Question 6: Types of Sampling
The sampling method described, where the student interviews fellow students, can be identified as convenience sampling. This method relies on the availability of peers, and while it may provide quick insights, it introduces bias as it does not represent the broader population of psychology graduates (Babbie, 2021). The primary limitation is that it cannot be generalized to all graduates, which may lead to skewed results.
Question 7: Category of Variables
The values represented by categories are known as Nominal variables. This category involves names or labels without intrinsic numerical value (McClave & Sincich, 2021).
Conclusion
Measurement scales and statistical comparisons profoundly affect the interpretation of data. It's essential to grasp these concepts as they can significantly influence results in research, statistical analysis, and scientific inquiry.
References
1. Babbie, E. (2021). The Basics of Social Research. Cengage Learning.

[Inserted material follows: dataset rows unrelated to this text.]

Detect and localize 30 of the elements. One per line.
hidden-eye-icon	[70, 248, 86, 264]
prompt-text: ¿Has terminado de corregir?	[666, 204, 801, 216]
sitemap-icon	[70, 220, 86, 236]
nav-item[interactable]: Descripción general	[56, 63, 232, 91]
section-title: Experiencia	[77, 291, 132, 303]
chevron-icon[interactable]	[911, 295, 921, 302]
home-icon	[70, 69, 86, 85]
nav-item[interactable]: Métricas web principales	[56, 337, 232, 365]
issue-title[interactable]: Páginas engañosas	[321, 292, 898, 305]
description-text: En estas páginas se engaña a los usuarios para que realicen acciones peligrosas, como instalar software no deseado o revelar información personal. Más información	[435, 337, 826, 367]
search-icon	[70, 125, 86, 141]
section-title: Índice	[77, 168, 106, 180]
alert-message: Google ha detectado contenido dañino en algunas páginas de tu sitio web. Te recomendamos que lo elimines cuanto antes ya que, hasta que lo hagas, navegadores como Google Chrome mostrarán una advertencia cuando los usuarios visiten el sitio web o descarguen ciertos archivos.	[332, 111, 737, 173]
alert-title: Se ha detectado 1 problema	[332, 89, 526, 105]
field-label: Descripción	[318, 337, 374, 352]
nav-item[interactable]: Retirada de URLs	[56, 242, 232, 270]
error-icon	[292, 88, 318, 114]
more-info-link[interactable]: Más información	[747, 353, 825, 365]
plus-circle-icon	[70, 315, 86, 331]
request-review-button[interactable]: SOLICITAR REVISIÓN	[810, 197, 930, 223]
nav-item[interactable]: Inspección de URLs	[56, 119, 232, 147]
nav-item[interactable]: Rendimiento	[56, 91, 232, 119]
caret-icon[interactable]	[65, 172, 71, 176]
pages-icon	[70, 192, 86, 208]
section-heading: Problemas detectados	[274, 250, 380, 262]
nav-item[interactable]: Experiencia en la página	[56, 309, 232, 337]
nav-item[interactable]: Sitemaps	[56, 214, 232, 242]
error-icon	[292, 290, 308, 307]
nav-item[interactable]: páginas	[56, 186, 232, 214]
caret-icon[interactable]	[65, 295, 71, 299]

2. Field, A. (2020). Discovering Statistics Using IBM SPSS Statistics. SAGE Publications.
3. Gordon, R. & Whelan, G. (2022). Statistics for Social Sciences: A Guide for Beginners. Wiley.
4. Grove, D. (2022). Understanding Z-Scores and Standard Normal Distribution. Journal of Education Research.
5. Kaplan, R. S. & Norton, D. P. (2019). The Balanced Scorecard: Translating Strategy into Action. Harvard Business Review Press.
6. Levin, R. I. (2019). Statistics for Business and Economics. Pearson.
7. Mann, P. S. (2020). Introductory Statistics. Wiley.
8. McClave, J. T. & Sincich, T. (2021). Statistics. Pearson.
9. Sullivan, M. (2021). Statistics: Informed Decisions Using Data. Pearson.
10. Smith, J. & Smith, L. (2020). Introductory Statistics: A Problem-Solving Approach. Academic Press.